The shire is busy, several new projects are on the go. Our website was recently hacked and is now shut down, after re-writing it on t new servers. Just waiting for the team to put in the final touches. Michaelmas Tournament is chugging along ready for September. I am looking forward to standing down as PhD commitments are looming.


The new longbow is a dream, getting used to the improved quality as well as remembering there’s an extra 4lb of draw-weight so I need to reach full draw. I am short on arrows, but recent work on the Hampstead field is encouraging for when I return to SCA target archery. I have gained full marshal status too.


Has become the cinderella of my activities to be honest, mainly because I am not happy with my kit. I need new decent public-facing kit and not simply the jacket and jeans approach.  it might seem a foible, but it is the element I am fixated on in order to re-establish and build up my kit. I suspect a Gypsy Peddlar order will be in the near future.

Raglan will see both my Free Scholar fight for the Academy of Defence, and also the infamous bouts of duels with Milady Alessandra, the result of many a convoluted reason that changes in each telling.


There are plenty of articles on their way, only waiting for results of brews, or further information. For example, i am writing a possible TI article that disputes the accepted location of the Battle of Barnet, mainly as this version makes no tactical sense. Relying on a rudimentary understanding of tactics (from being a wargamer) I provide support to an alternate theory that it was in fact 1/2 a mile to the north.

January’s Baelfyr article up

I recently experimented with Master Terafan Greydragon’s short mead recipe. The first batch followed (almost) the same time period as the recipe, and was entered into West Dragonshire’s Melee at the Manor.
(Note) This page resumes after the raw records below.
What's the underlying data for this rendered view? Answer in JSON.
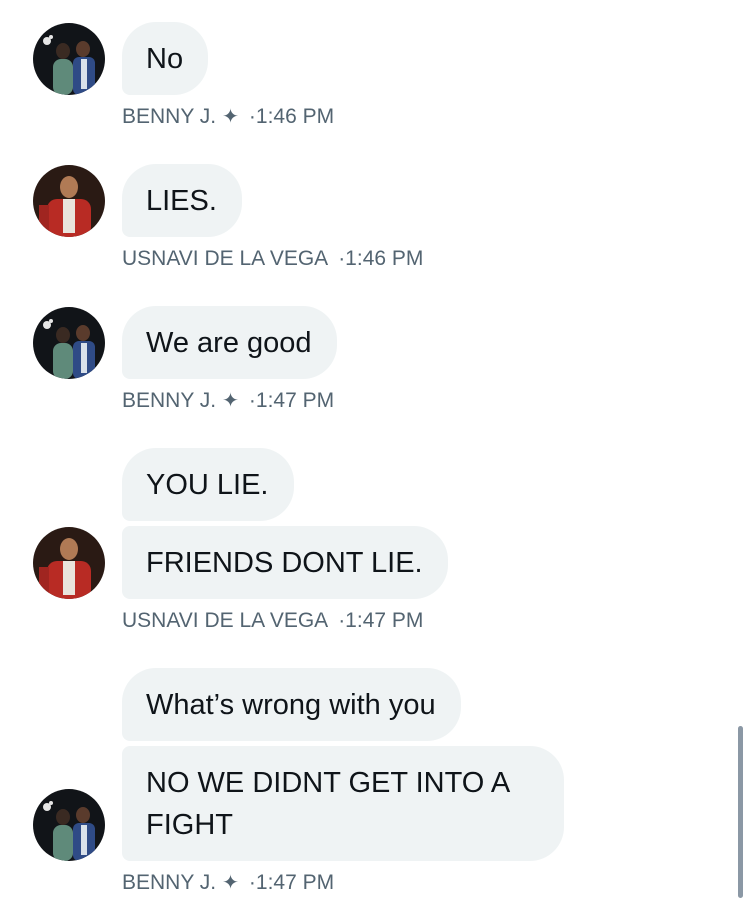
{
  "messages": [
    {
      "author": "BENNY J.",
      "badge": "✦",
      "time": "·1:46 PM",
      "bubbles": [
        "No"
      ]
    },
    {
      "author": "USNAVI DE LA VEGA",
      "badge": "",
      "time": "·1:46 PM",
      "bubbles": [
        "LIES."
      ]
    },
    {
      "author": "BENNY J.",
      "badge": "✦",
      "time": "·1:47 PM",
      "bubbles": [
        "We are good"
      ]
    },
    {
      "author": "USNAVI DE LA VEGA",
      "badge": "",
      "time": "·1:47 PM",
      "bubbles": [
        "YOU LIE.",
        "FRIENDS DONT LIE."
      ]
    },
    {
      "author": "BENNY J.",
      "badge": "✦",
      "time": "·1:47 PM",
      "bubbles": [
        "What’s wrong with you",
        "NO WE DIDNT GET INTO A FIGHT"
      ]
    }
  ],
  "avatars": {
    "benny": "avatar-benny",
    "usnavi": "avatar-usnavi"
  },
  "colors": {
    "bubble_bg": "#eff3f4",
    "text": "#0f1419",
    "meta": "#536471"
  }
}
I have a second batch – which I termed Terafan’s Long Mead – which is the same recipe, only it has been allowed to brew through. It is still carbonated, but with about 1-2% more strength on it. It is also more pronounced in the yeasty after-notes. I am ageing it further to see what happens.

Interestingly, a short mead is now on the commercial market, produced by Gosnell’s – London’s first Meadery. At 5.5% and aromatically dry, it is an interesting brew to drink.